CD reviews: The return of the Cars, Sloan, Wild Beasts

SHARE CD reviews: The return of the Cars, Sloan, Wild Beasts

The Cars, “Move Like This” (Concord-Hear) () — For their first album together in 24 years, the Cars (warning: automotive puns ahead) rebuild their New Wave chassis and hit the road with most of the original horsepower and a fuel mixture as combustible as ever. Now down to four (bassist Ben Orr died in 2000), the Cars’ formula sounds surprisingly fresh and somehow as futuristic as “Candy-O” did in 1979.

The wait has been long, but it could have ended six years ago. Keyboardist Greg Hawkes and guitarist Elliott Easton were eager to tour the band again, but singer Ric Ocasek was not (thus, drummer David Robinson refrained, as well). So Hawkes and Easton hit the road with a new singer, Todd Rundgren, as the New Cars. They even recorded three songs that weren’t half bad. Later, as Ocasek faced the prospect of another solo record — and none of his solo efforts have enjoyed the success of the bands he’s produced (Bad Brains, Weezer, No Doubt, more) — he enlisted the others, who were game as long as everyone was on board.

“Move Like This” doesn’t exactly pick up where the Cars left off. Instead of drawing a line from 1987’s “Door to Door,” this album almost emerges from the back side of 1980’s “Panorama.” Like that record, “Move Like This” is darker than expected, shadowy, hard to pin down — and it gets markedly better after repeated listens.

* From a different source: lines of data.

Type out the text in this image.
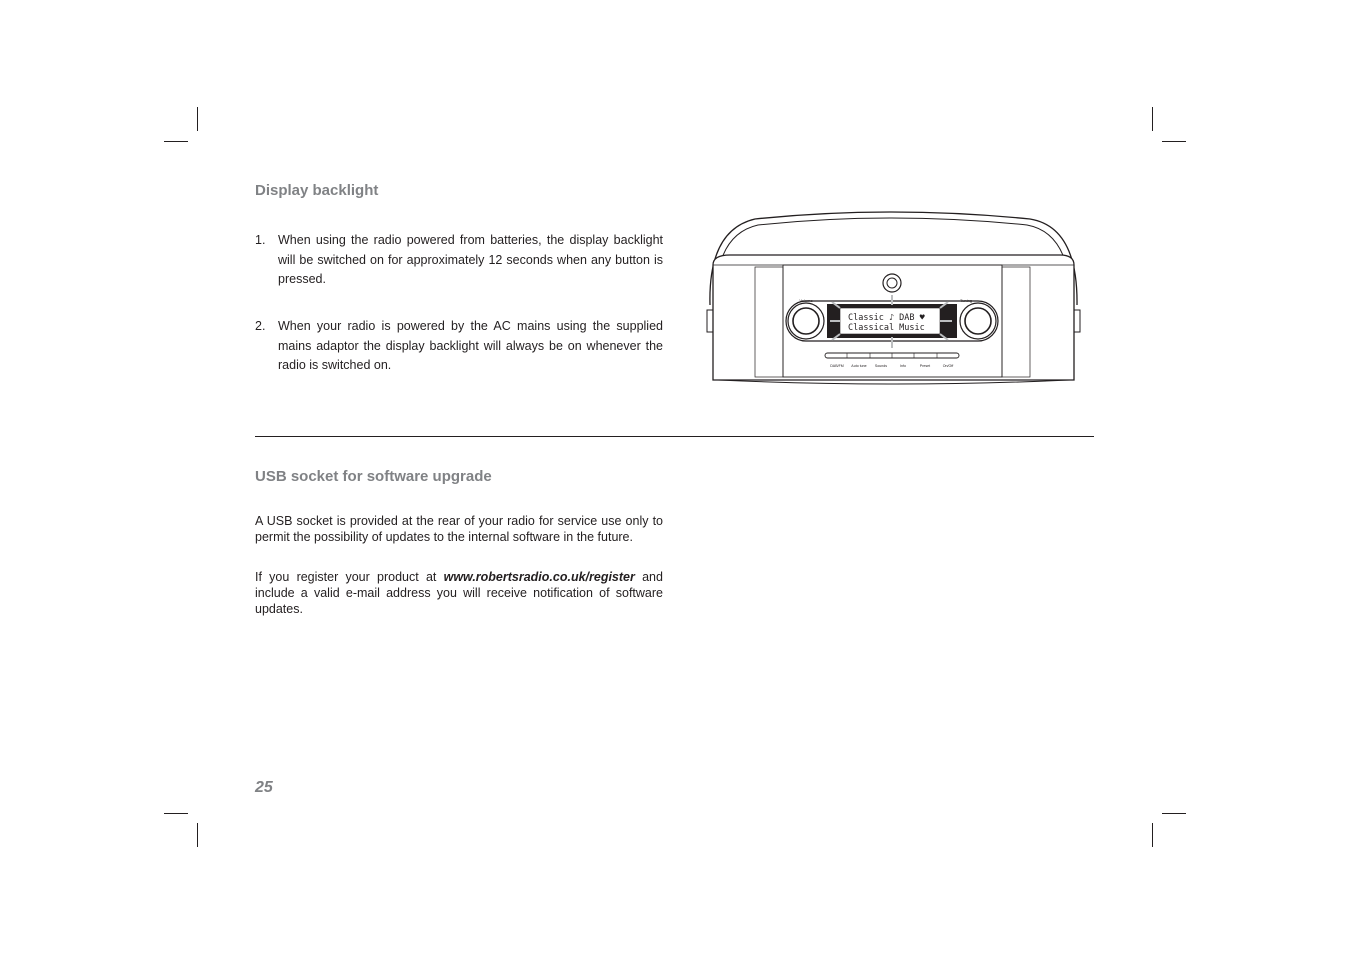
Display backlight
1. When using the radio powered from batteries, the display backlight will be switched on for approximately 12 seconds when any button is pressed.
2. When your radio is powered by the AC mains using the supplied mains adaptor the display backlight will always be on whenever the radio is switched on.
Classic ♪ DAB ♥
Classical Music
Volume	Tuning
DAB/FM Auto tune Sounds	Info	Preset	On/Off
USB socket for software upgrade

A USB socket is provided at the rear of your radio for service use only to permit the possibility of updates to the internal software in the future.

If you register your product at www.robertsradio.co.uk/register and include a valid e-mail address you will receive notification of software updates.

25
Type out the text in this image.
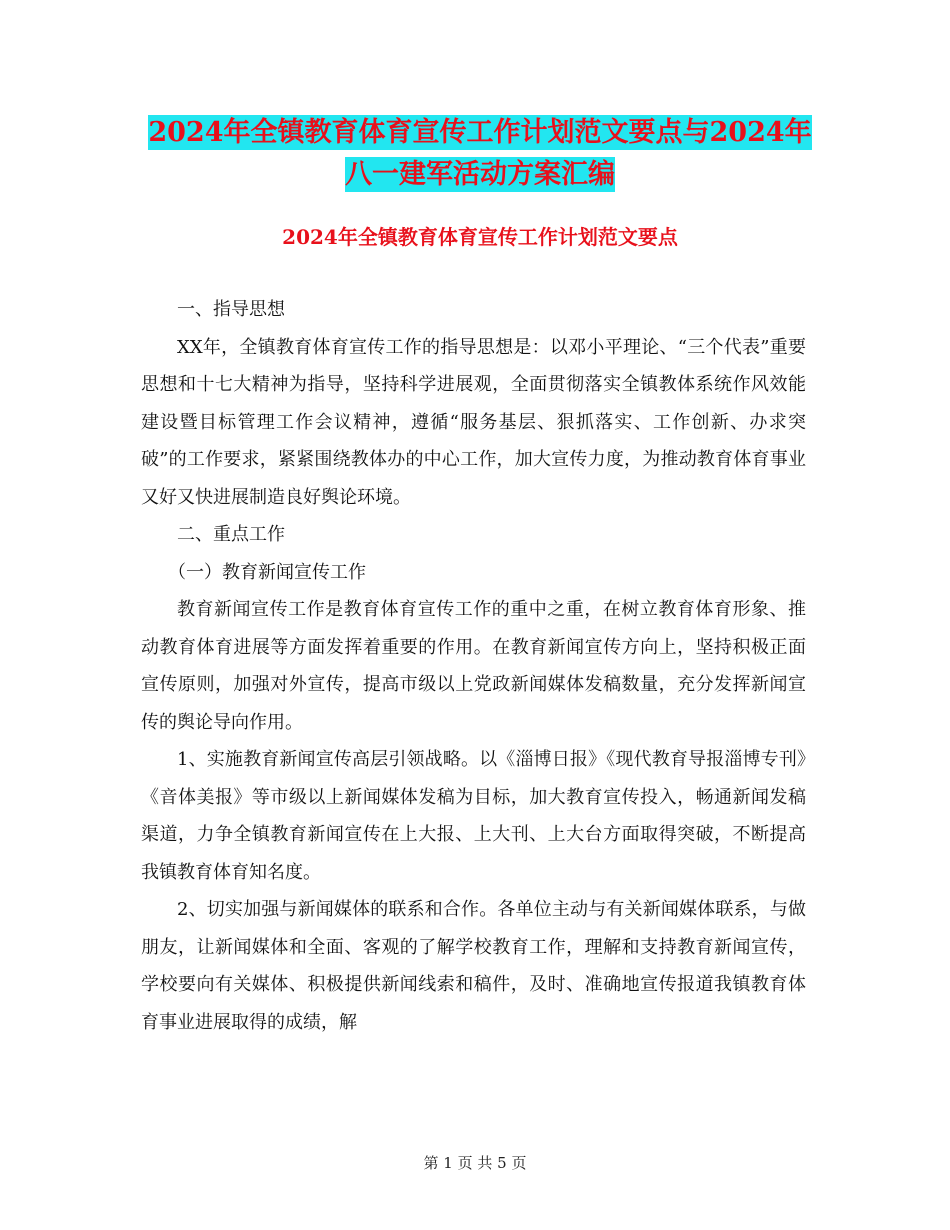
2024年全镇教育体育宣传工作计划范文要点与2024年
八一建军活动方案汇编
2024年全镇教育体育宣传工作计划范文要点

一、指导思想

XX年，全镇教育体育宣传工作的指导思想是：以邓小平理论、“三个代表”重要思想和十七大精神为指导，坚持科学进展观，全面贯彻落实全镇教体系统作风效能建设暨目标管理工作会议精神，遵循“服务基层、狠抓落实、工作创新、办求突破”的工作要求，紧紧围绕教体办的中心工作，加大宣传力度，为推动教育体育事业又好又快进展制造良好舆论环境。

二、重点工作

（一）教育新闻宣传工作

教育新闻宣传工作是教育体育宣传工作的重中之重，在树立教育体育形象、推动教育体育进展等方面发挥着重要的作用。在教育新闻宣传方向上，坚持积极正面宣传原则，加强对外宣传，提高市级以上党政新闻媒体发稿数量，充分发挥新闻宣传的舆论导向作用。

1、实施教育新闻宣传高层引领战略。以《淄博日报》《现代教育导报淄博专刊》《音体美报》等市级以上新闻媒体发稿为目标，加大教育宣传投入，畅通新闻发稿渠道，力争全镇教育新闻宣传在上大报、上大刊、上大台方面取得突破，不断提高我镇教育体育知名度。

2、切实加强与新闻媒体的联系和合作。各单位主动与有关新闻媒体联系，与做朋友，让新闻媒体和全面、客观的了解学校教育工作，理解和支持教育新闻宣传，学校要向有关媒体、积极提供新闻线索和稿件，及时、准确地宣传报道我镇教育体育事业进展取得的成绩，解

第 1 页 共 5 页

The album opens strong with “Blue Tip,” a succinct reminder that the sum is greater than the parts here — even though the parts are fantastic, especially Hawkes’ neo-Atari keyboards and Easton’s nimble, alert guitars. (He’s one of the best guitarists out there — the kind that serves the song and rarely shows off with wankery solos.) What’s new right away in “Blue Tip” is Ocasek. Where the rail-thin, sad-eyed singer once sang about misfit kids and night spots and focused romantic anguish, on “Blue Tip” he’s still keeping things taut and tense — but with a not-before-seen social conscience. “Simpletons a-circling,” he sings in his same clipped, cool manner, and he throws out phrases to describe what sounds like cynical, hypocritical politicians who “stupefy the thinkers” and are “hugging all the flakes” while “stroking all the gunheads / to the ninth degree.” The first single, “Sad Song,” looks outward, too, taking its sadness from Ocasek’s laundry list of troubled society, including “too many eyes looking for hope / too many tears looking for a way to cope.

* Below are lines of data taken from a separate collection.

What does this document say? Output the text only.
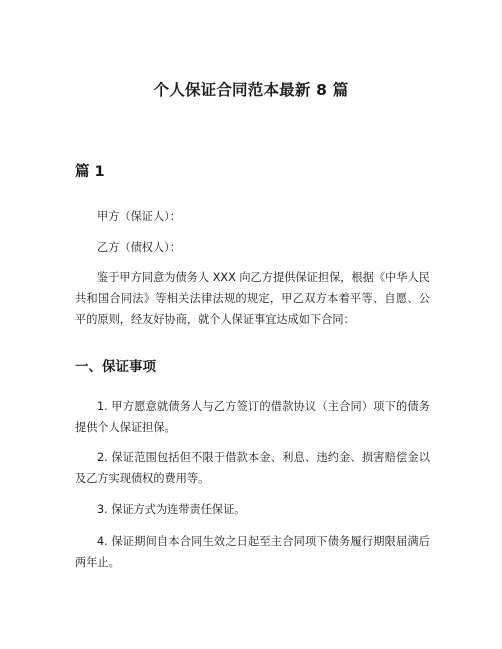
个人保证合同范本最新 8 篇
篇 1

甲方（保证人）：

乙方（债权人）：

鉴于甲方同意为债务人 XXX 向乙方提供保证担保，根据《中华人民共和国合同法》等相关法律法规的规定，甲乙双方本着平等、自愿、公平的原则，经友好协商，就个人保证事宜达成如下合同：

一、保证事项

1. 甲方愿意就债务人与乙方签订的借款协议（主合同）项下的债务提供个人保证担保。

2. 保证范围包括但不限于借款本金、利息、违约金、损害赔偿金以及乙方实现债权的费用等。

3. 保证方式为连带责任保证。

4. 保证期间自本合同生效之日起至主合同项下债务履行期限届满后两年止。
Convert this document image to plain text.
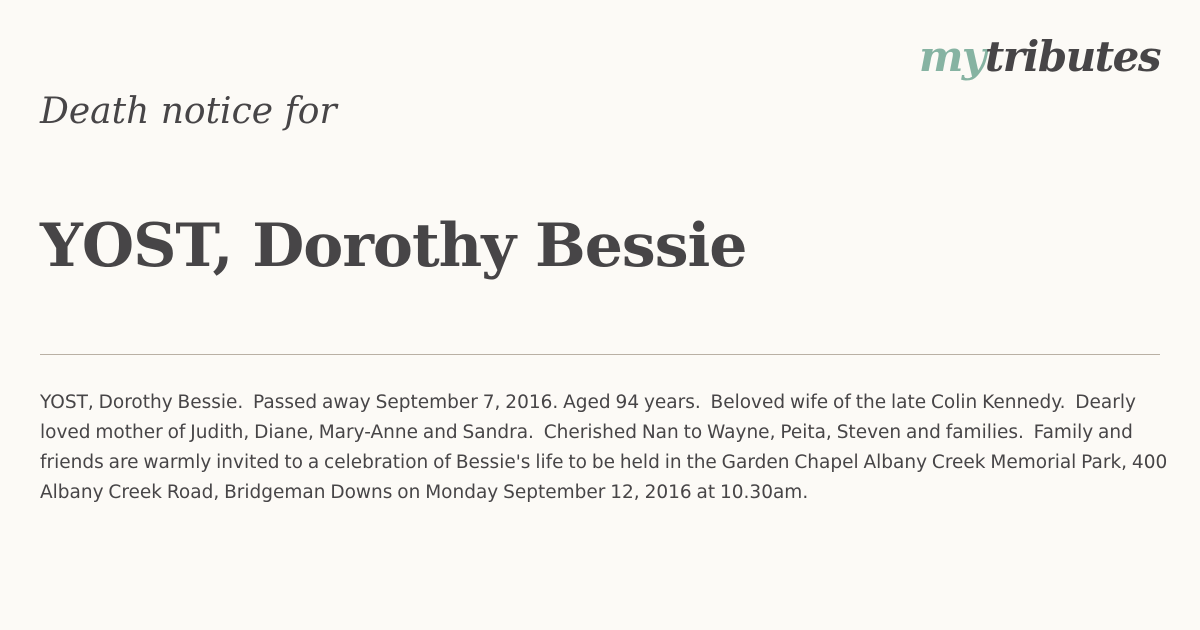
mytributes
Death notice for
YOST, Dorothy Bessie

YOST, Dorothy Bessie.  Passed away September 7, 2016. Aged 94 years.  Beloved wife of the late Colin Kennedy.  Dearly loved mother of Judith, Diane, Mary-Anne and Sandra.  Cherished Nan to Wayne, Peita, Steven and families.  Family and friends are warmly invited to a celebration of Bessie's life to be held in the Garden Chapel Albany Creek Memorial Park, 400 Albany Creek Road, Bridgeman Downs on Monday September 12, 2016 at 10.30am.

“Move Like This,” though, also suffers from a few of the ailments that have kept Ocasek’s solo albums safely among the cult fans. His detachment is occasionally aggravating; even Easton’s fat blues riff in the unfortunately titled “Drag on Forever” can’t pull him into the light. Several songs, too, including “Sad Song,” lack a chorus.

But the whole of “Move Like This” is good fun. The band even winks at its glory days a couple of times (“Keep on Knocking” opens with a guitar line that recalls “You’re All I’ve Got Tonight,” “Sad Song” opens with guitars and handclaps a la “My Best Friend’s Girl”). This year’s model is worth a test drive.

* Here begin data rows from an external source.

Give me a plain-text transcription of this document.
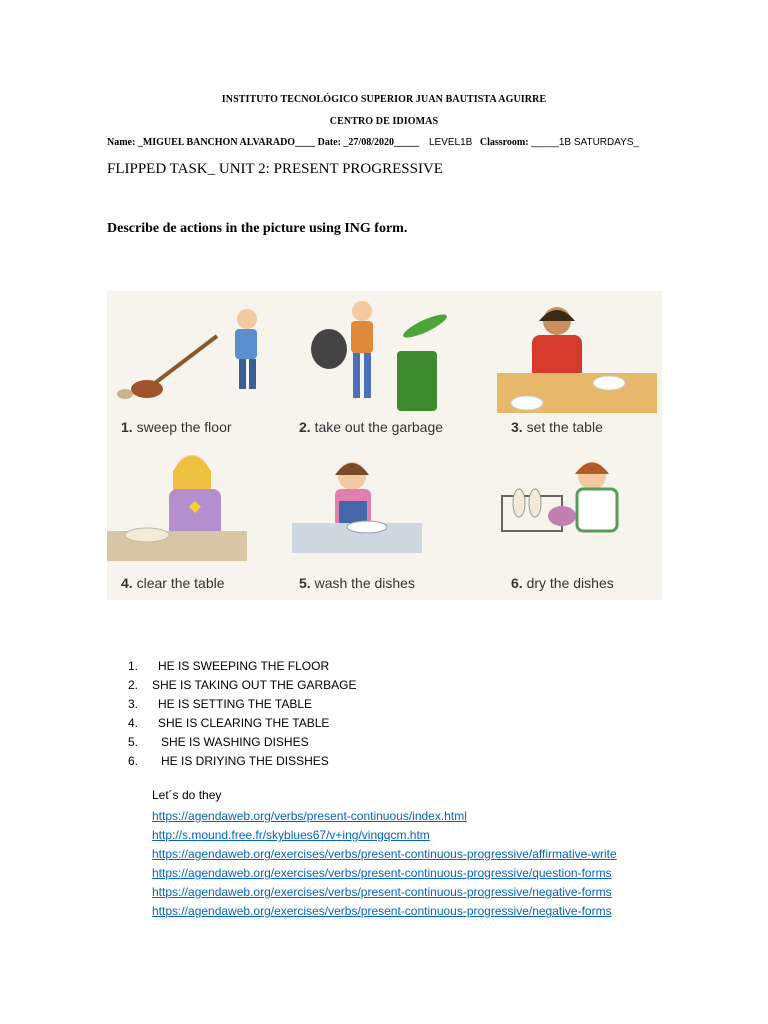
INSTITUTO TECNOLÓGICO SUPERIOR JUAN BAUTISTA AGUIRRE
CENTRO DE IDIOMAS
Name: _MIGUEL BANCHON ALVARADO____ Date: _27/08/2020_____ LEVEL1B Classroom: _____1B SATURDAYS_
FLIPPED TASK_ UNIT 2: PRESENT PROGRESSIVE
Describe de actions in the picture using ING form.
1. sweep the floor	2. take out the garbage	3. set the table
4. clear the table	5. wash the dishes	6. dry the dishes
1. HE IS SWEEPING THE FLOOR
2. SHE IS TAKING OUT THE GARBAGE
3. HE IS SETTING THE TABLE
4. SHE IS CLEARING THE TABLE
5. SHE IS WASHING DISHES
6. HE IS DRIYING THE DISSHES
Let´s do they
https://agendaweb.org/verbs/present-continuous/index.html
http://s.mound.free.fr/skyblues67/v+ing/vingqcm.htm
https://agendaweb.org/exercises/verbs/present-continuous-progressive/affirmative-write
https://agendaweb.org/exercises/verbs/present-continuous-progressive/question-forms
https://agendaweb.org/exercises/verbs/present-continuous-progressive/negative-forms
https://agendaweb.org/exercises/verbs/present-continuous-progressive/negative-forms
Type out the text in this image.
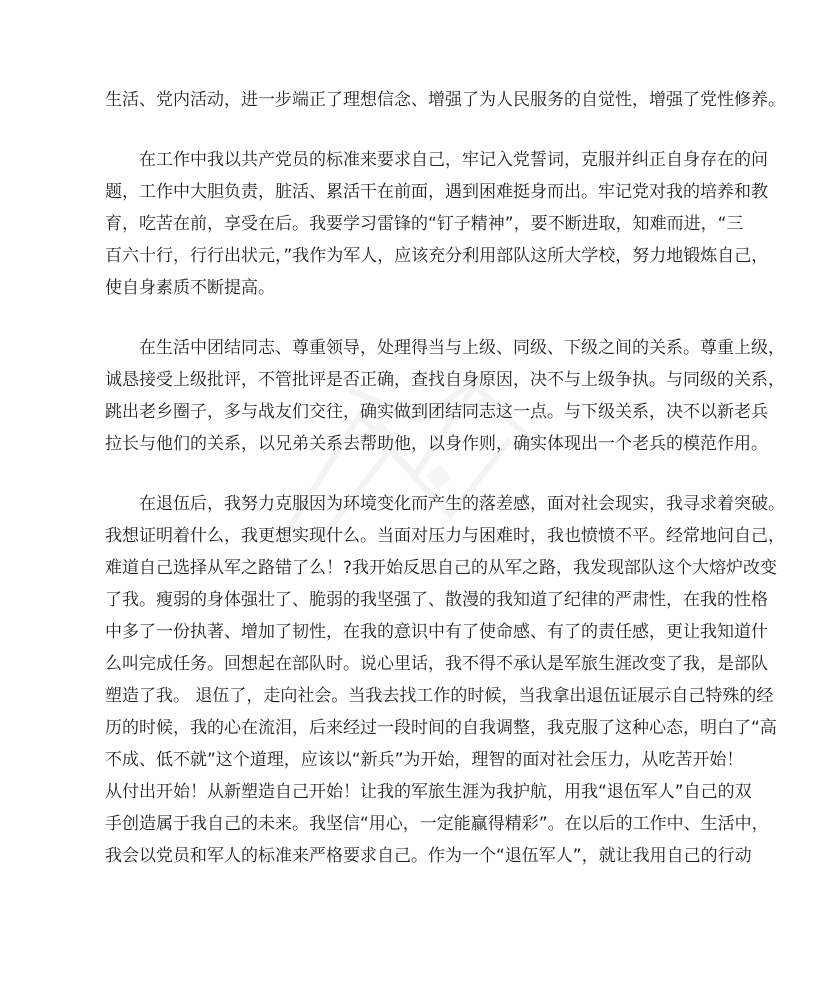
生活、党内活动，进一步端正了理想信念、增强了为人民服务的自觉性，增强了党性修养。
在工作中我以共产党员的标准来要求自己，牢记入党誓词，克服并纠正自身存在的问
题，工作中大胆负责，脏活、累活干在前面，遇到困难挺身而出。牢记党对我的培养和教
育，吃苦在前，享受在后。我要学习雷锋的“钉子精神”，要不断进取，知难而进，“三
百六十行，行行出状元，”我作为军人，应该充分利用部队这所大学校，努力地锻炼自己，
使自身素质不断提高。
在生活中团结同志、尊重领导，处理得当与上级、同级、下级之间的关系。尊重上级，
诚恳接受上级批评，不管批评是否正确，查找自身原因，决不与上级争执。与同级的关系，
跳出老乡圈子，多与战友们交往，确实做到团结同志这一点。与下级关系，决不以新老兵
拉长与他们的关系，以兄弟关系去帮助他，以身作则，确实体现出一个老兵的模范作用。
在退伍后，我努力克服因为环境变化而产生的落差感，面对社会现实，我寻求着突破。
我想证明着什么，我更想实现什么。当面对压力与困难时，我也愤愤不平。经常地问自己，
难道自己选择从军之路错了么！?我开始反思自己的从军之路，我发现部队这个大熔炉改变
了我。瘦弱的身体强壮了、脆弱的我坚强了、散漫的我知道了纪律的严肃性，在我的性格
中多了一份执著、增加了韧性，在我的意识中有了使命感、有了的责任感，更让我知道什
么叫完成任务。回想起在部队时。说心里话，我不得不承认是军旅生涯改变了我，是部队
塑造了我。 退伍了，走向社会。当我去找工作的时候，当我拿出退伍证展示自己特殊的经
历的时候，我的心在流泪，后来经过一段时间的自我调整，我克服了这种心态，明白了“高
不成、低不就”这个道理，应该以“新兵”为开始，理智的面对社会压力，从吃苦开始！
从付出开始！从新塑造自己开始！让我的军旅生涯为我护航，用我“退伍军人”自己的双
手创造属于我自己的未来。我坚信“用心，一定能赢得精彩”。在以后的工作中、生活中，
我会以党员和军人的标准来严格要求自己。作为一个“退伍军人”，就让我用自己的行动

Stream “Move Like This” here.

In concert: Catch the Cars May 18 at the Riviera Theatre.

Also out Tuesday …

Sloan, “The Double Cross” (Yep Roc) () — Some Americans have various reasons they’d consider relocating to Canada — the health care, the gun control, the comparable calm. I’d go just to be able to hear more Sloan. The heroic Halifax natives celebrate their 20th year in music with this, their 10th album (“Double Cross,” as in XX). It’s another platter of alarmingly perfect power pop — the kind of perfection by which my frequent (sorry) uses of the phrase “power-pop perfection” are judged. Like Teenage Fanclub, Sloan records possess such broad scope within a narrow genre because of several songwriters (all four members write and sing), and “The Double Cross” features Sloan swapping those duties as much as they did on 1999’s of-a-piece “Between the Bridges.” Many songs here blend into one another the way that album did, too. Fans of the band’s first decade will find a lot to love here.

In concert: Sloan has set a mostly Canadian tour this spring, but they will dip south for a May 26 show at Subterranean, 2011 W. North.

Wild Beasts, “Smother” (Domino) () — Lust, infatuation and violence again are the chief themes of the third album from Britain’s Wild Beasts. With his usual, disarming falsetto, singer Hayden Thorpe submits to a “Bed of Nails,” and in the rhythmic “Reach a Bit Further” he and bassist-singer Tom Fleming apologize to each other, concluding, “Yes, I will do all the things you ask of me.” Despite its title, the music of “Smother” is airy and clean. A more earthly Antony & the Johnsons, a franker Morrissey, a bawdy Coldplay — it’s still a heady, albeit often unsettling, mix of beauty and fear.